Wednesday, August 08, 2007

Memo to Bob Murray: Shut Your Yap Hole

When TV camera crews and reporters beat a path to your door, it’s usually not because you just won a big lottery prize or landed in the Guinness Book of Records.

It's because something really bad has happened, and that’s why we're having to put up with a right-wing blowhard by the name of Robert Murray these days.

Murray is the owner of the mine in Crandall Canyon, Utah, where six men are trapped.

Three of the miners happen to be Mexicans, but this hasn’t stopped the feckless Murray from raving about furriners and threats to American jobs and how the government won't stay off his butt about safety concerns and how global warming is going to kill his business and how people on fixed incomes won't be able to stay warm and how blasting in the mine couldn't possibly have triggered the earthquake that trapped the miners and . . .. . .
Said the Salt Lake Tribune:
"Crisis management and public relations authorities criticized Murray's performance as 'callous,' 'damaging' and 'not very helpful' to the families of the six miners trapped underground.

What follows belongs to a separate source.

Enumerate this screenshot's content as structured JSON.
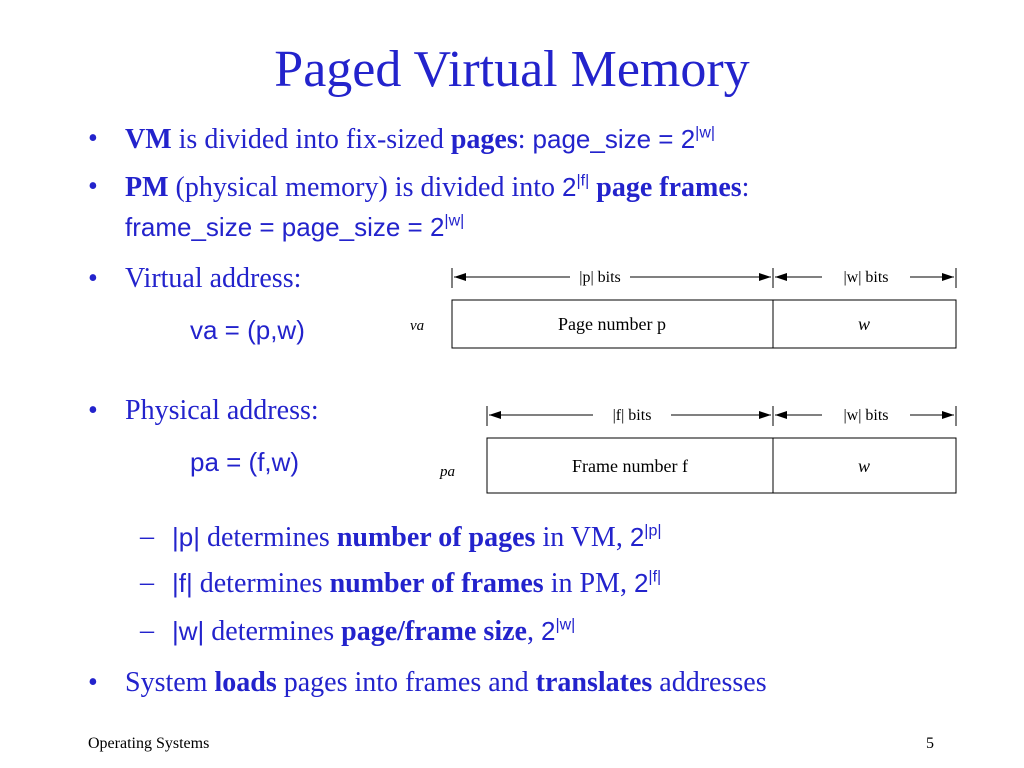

" 'The families of the six trapped miners are deeply worried about the welfare of their loved ones. They need and have a right to the most credible, objective, and up-to-date information available about the status of the rescue effort'," said Rep. George Miller, D-Calif., chairman of the House labor committee. 'The news conference held this morning at the mine did not meet this standard'."
After the Sago mine disaster in West Virginia, where confusing and contradictory information was given to families and the press, Congress passed a law requiring a Mine Safety and Health Administration official to handle communications with the families, press and public, but Murray was back in front of the microphone last night.

Said James Liukaszewski, a White Plains, N.Y., crisis management firm president:
"His behavior is the beginning of blame-shifting, which causes people to dislike business leaders and to distrust those who blame others for their problems."
Murray has owned mines in six states and also has a reputation for being a Scrooge.
After completing the purchase of the Utah mine last year, one of his first moves was to shut down a part of the operation, idling 114 workers less than two weeks before Christmas.